By keeping these microorganisms out of contact with mining piles or ore mixes where only small concentrations of copper exist, copper producers can ensure less copper is wasted. at their mining sites.
"Such metal-crushing bacteria must be able to handle high concentrations of acid because they produce acid as a waste product," says Michael Seeger. To thrive in highly acidic conditions, acidophilic species These must have special adaptive abilities such as specialized cell membranes to block acidic particles, quickly remove those harmful elements from the cell, and enzymes capable of rapidly repairing proteins and DNA".

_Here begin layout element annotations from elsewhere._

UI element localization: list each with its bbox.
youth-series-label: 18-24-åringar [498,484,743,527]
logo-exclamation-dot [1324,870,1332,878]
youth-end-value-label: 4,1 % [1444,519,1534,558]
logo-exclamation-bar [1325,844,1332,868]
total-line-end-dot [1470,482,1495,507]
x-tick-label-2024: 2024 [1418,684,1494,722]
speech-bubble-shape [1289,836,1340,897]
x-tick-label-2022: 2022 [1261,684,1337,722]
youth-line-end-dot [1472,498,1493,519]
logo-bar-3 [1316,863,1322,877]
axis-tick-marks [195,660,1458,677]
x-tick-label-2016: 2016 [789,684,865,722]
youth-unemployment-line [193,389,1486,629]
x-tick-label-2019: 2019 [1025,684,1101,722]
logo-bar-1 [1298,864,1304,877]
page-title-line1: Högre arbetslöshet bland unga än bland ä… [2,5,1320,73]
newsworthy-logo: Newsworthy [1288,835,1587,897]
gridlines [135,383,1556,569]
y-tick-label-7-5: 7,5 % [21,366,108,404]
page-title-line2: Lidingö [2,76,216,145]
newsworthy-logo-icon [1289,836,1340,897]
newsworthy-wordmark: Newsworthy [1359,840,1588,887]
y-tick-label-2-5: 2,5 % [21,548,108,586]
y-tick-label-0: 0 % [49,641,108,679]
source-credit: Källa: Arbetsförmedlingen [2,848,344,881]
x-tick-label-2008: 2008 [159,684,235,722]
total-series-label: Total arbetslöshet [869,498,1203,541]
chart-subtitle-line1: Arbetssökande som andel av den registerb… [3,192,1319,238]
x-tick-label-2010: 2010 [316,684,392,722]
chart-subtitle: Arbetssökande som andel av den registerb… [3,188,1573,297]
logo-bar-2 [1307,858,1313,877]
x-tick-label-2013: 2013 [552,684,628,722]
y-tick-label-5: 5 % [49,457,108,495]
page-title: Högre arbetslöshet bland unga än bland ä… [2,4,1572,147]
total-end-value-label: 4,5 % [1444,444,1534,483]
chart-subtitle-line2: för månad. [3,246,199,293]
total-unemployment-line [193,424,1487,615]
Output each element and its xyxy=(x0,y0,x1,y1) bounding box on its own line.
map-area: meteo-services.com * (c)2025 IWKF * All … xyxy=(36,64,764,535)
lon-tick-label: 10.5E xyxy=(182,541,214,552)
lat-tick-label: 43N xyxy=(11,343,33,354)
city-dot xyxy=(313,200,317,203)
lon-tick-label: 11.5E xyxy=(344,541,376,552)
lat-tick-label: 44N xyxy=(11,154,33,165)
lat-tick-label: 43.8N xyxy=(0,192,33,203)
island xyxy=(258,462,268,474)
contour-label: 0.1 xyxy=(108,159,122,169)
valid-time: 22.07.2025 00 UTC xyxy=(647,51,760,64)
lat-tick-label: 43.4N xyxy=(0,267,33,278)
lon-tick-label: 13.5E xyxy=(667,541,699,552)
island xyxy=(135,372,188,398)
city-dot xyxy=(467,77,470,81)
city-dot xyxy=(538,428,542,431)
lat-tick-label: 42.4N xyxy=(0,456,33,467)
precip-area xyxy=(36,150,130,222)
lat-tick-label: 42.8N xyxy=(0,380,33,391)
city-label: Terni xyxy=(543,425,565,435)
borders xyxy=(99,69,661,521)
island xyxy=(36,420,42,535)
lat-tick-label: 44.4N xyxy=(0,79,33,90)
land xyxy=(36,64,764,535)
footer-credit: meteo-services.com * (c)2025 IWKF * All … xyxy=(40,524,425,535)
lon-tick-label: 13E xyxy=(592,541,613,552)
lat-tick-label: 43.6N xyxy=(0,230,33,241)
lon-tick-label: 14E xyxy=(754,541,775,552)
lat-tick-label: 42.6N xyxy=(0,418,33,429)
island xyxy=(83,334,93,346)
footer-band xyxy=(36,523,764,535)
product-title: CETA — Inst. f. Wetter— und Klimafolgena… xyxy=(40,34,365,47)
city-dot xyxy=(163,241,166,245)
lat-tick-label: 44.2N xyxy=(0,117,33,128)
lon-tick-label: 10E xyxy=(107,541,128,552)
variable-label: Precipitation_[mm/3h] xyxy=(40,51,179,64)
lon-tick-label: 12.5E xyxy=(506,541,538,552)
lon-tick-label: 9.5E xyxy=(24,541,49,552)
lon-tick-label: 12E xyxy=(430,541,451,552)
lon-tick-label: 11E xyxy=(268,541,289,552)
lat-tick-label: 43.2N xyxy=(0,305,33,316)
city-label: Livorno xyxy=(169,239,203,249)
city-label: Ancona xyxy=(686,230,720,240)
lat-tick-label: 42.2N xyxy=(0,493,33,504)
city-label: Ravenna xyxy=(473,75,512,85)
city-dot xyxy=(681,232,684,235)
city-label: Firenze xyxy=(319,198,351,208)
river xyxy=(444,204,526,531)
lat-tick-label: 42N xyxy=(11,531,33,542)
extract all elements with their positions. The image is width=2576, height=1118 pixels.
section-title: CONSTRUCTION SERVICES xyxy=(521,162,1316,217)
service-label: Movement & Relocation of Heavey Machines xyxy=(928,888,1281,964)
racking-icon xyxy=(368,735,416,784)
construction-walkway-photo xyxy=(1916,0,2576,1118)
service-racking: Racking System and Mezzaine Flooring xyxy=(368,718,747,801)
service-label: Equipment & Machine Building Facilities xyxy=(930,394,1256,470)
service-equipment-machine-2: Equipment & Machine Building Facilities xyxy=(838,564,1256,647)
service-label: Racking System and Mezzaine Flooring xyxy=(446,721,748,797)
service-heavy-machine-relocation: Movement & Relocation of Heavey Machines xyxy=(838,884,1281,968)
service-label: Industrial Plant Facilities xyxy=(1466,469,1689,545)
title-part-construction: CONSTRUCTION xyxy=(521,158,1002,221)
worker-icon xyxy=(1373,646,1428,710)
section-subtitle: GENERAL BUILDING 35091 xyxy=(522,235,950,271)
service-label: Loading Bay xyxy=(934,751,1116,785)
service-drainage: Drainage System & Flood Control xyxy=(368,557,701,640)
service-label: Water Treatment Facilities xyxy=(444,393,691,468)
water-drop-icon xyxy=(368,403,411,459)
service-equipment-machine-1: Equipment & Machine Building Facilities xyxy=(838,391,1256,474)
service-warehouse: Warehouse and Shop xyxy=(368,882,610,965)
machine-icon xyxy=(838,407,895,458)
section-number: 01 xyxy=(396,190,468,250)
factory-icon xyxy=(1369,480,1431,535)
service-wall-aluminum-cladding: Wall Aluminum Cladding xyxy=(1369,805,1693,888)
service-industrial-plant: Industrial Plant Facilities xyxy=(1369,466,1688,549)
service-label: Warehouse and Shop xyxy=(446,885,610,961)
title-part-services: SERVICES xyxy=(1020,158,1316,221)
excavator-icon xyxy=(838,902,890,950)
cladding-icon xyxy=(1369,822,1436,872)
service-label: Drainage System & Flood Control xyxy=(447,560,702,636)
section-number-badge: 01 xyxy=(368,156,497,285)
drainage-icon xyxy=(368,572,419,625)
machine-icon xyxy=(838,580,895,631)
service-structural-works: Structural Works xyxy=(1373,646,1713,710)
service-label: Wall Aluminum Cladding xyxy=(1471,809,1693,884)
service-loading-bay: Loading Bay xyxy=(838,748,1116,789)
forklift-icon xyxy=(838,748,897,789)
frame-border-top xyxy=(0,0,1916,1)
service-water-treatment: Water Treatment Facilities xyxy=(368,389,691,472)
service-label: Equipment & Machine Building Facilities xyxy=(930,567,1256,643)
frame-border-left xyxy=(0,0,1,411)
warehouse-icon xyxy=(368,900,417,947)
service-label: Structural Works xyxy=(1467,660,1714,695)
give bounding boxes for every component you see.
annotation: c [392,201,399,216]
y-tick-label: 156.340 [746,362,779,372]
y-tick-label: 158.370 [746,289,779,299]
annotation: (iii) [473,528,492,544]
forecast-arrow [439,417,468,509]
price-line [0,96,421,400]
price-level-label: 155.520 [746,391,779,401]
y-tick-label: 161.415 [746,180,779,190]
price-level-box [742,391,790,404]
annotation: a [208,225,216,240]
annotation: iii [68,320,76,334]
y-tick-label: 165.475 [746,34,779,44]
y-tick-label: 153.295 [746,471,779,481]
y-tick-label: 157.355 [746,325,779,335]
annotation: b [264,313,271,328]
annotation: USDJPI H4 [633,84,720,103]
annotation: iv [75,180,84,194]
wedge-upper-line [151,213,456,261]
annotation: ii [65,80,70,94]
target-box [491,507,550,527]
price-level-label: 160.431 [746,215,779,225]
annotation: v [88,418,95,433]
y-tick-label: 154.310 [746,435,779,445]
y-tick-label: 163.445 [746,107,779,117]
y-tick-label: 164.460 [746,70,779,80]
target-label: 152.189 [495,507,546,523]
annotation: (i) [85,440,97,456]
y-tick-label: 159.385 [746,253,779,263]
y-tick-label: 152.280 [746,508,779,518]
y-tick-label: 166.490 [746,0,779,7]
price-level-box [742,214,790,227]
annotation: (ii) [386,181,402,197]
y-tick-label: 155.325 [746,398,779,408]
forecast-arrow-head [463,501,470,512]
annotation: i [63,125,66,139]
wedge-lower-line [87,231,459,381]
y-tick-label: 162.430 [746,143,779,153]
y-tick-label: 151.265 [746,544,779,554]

The Atacama Desert is likely filled with exotic species like these, with specialized abilities that make them useful for industry and other practical purposes.
"Arsenic bacteria could be useful for cleaning up contaminated water sources, and genes borrowed from salt- or drought-tolerant bacteria could be transferred into soil bacteria to promote agriculture," says Michael Seeger. in a country facing increasing desertification".
Proteins that perform well in extreme conditions can also have important medical applications. For example, a Covid PCR test would not be possible without a bacterial enzyme that can produce DNA strands in extreme temperatures and was originally taken from a Yellowstone hot spring in the US.
Biologists hope that studying enzymes with similar tolerance to extreme conditions from desert microorganisms could lead to additional biotechnological breakthroughs in the future.
The Atacama, while harsh in various ways, is still capable of harboring more capable microorganisms than we've known, and so it's important for scientists to find it. what is there!